Pianist George Winston released a Guaraldi tribute album in 1996 titled Linus and Lucy – The Music of Vince Guaraldi. Winston performed many Peanuts songs that had not been released by Guaraldi. "I love his melodies and his chord progressions", Winston said of Guaraldi. "He has a really personal way of doing voicings. His music is part of our culture and we know it even if we don’t know Vince. He had three bags: the Latin, the Peanuts, and the impressionistic 'Cast Your Fate to the Wind' stuff. And those three bags are all his." The album was very successful, leading Winston to record a follow-up, titled Love Will Come – The Music of Vince Guaraldi, Volume 2, released in early 2010.

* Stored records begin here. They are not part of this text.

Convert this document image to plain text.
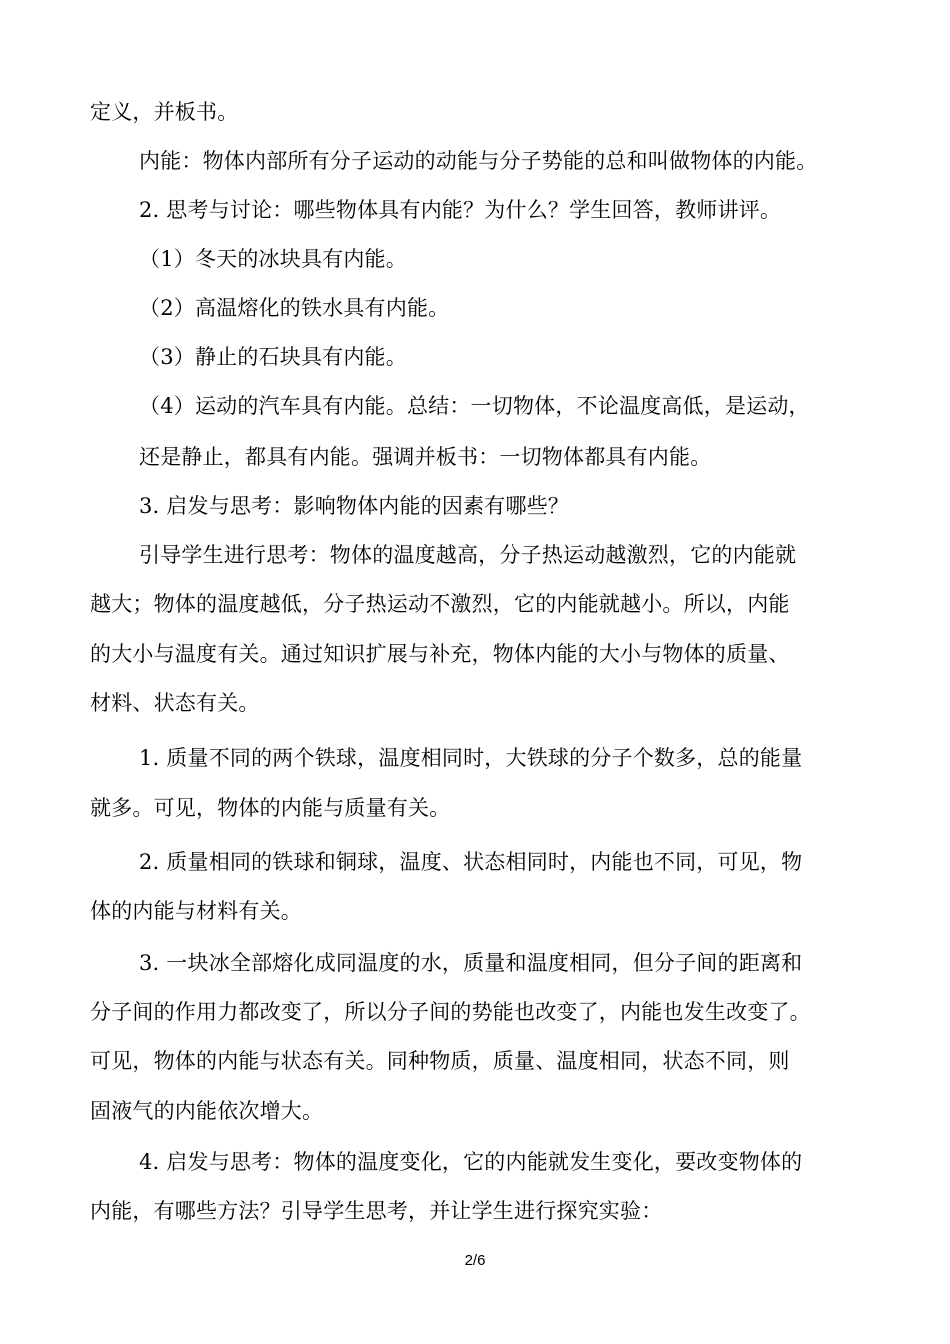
定义，并板书。
内能：物体内部所有分子运动的动能与分子势能的总和叫做物体的内能。
2. 思考与讨论：哪些物体具有内能？为什么？学生回答，教师讲评。
（1）冬天的冰块具有内能。
（2）高温熔化的铁水具有内能。
（3）静止的石块具有内能。
（4）运动的汽车具有内能。总结：一切物体，不论温度高低，是运动，
还是静止，都具有内能。强调并板书：一切物体都具有内能。
3. 启发与思考：影响物体内能的因素有哪些？
引导学生进行思考：物体的温度越高，分子热运动越激烈，它的内能就
越大；物体的温度越低，分子热运动不激烈，它的内能就越小。所以，内能
的大小与温度有关。通过知识扩展与补充，物体内能的大小与物体的质量、
材料、状态有关。
1. 质量不同的两个铁球，温度相同时，大铁球的分子个数多，总的能量
就多。可见，物体的内能与质量有关。
2. 质量相同的铁球和铜球，温度、状态相同时，内能也不同，可见，物
体的内能与材料有关。
3. 一块冰全部熔化成同温度的水，质量和温度相同，但分子间的距离和
分子间的作用力都改变了，所以分子间的势能也改变了，内能也发生改变了。
可见，物体的内能与状态有关。同种物质，质量、温度相同，状态不同，则
固液气的内能依次增大。
4. 启发与思考：物体的温度变化，它的内能就发生变化，要改变物体的
内能，有哪些方法？引导学生思考，并让学生进行探究实验：
2/6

Mendelson reflected on Guaraldi's contribution to the Peanuts franchise when Winston released his two tribute albums, saying "Several generations have now grown up with Vince Guaraldi's music. If people hear just one or two bass notes of the intro to 'Linus and Lucy', they cheer. The Peanuts programs and Vince's music were such a wonderful marriage. It's a shame it got cut off so soon, but people like George are perpetuating it, for which we are very appreciative."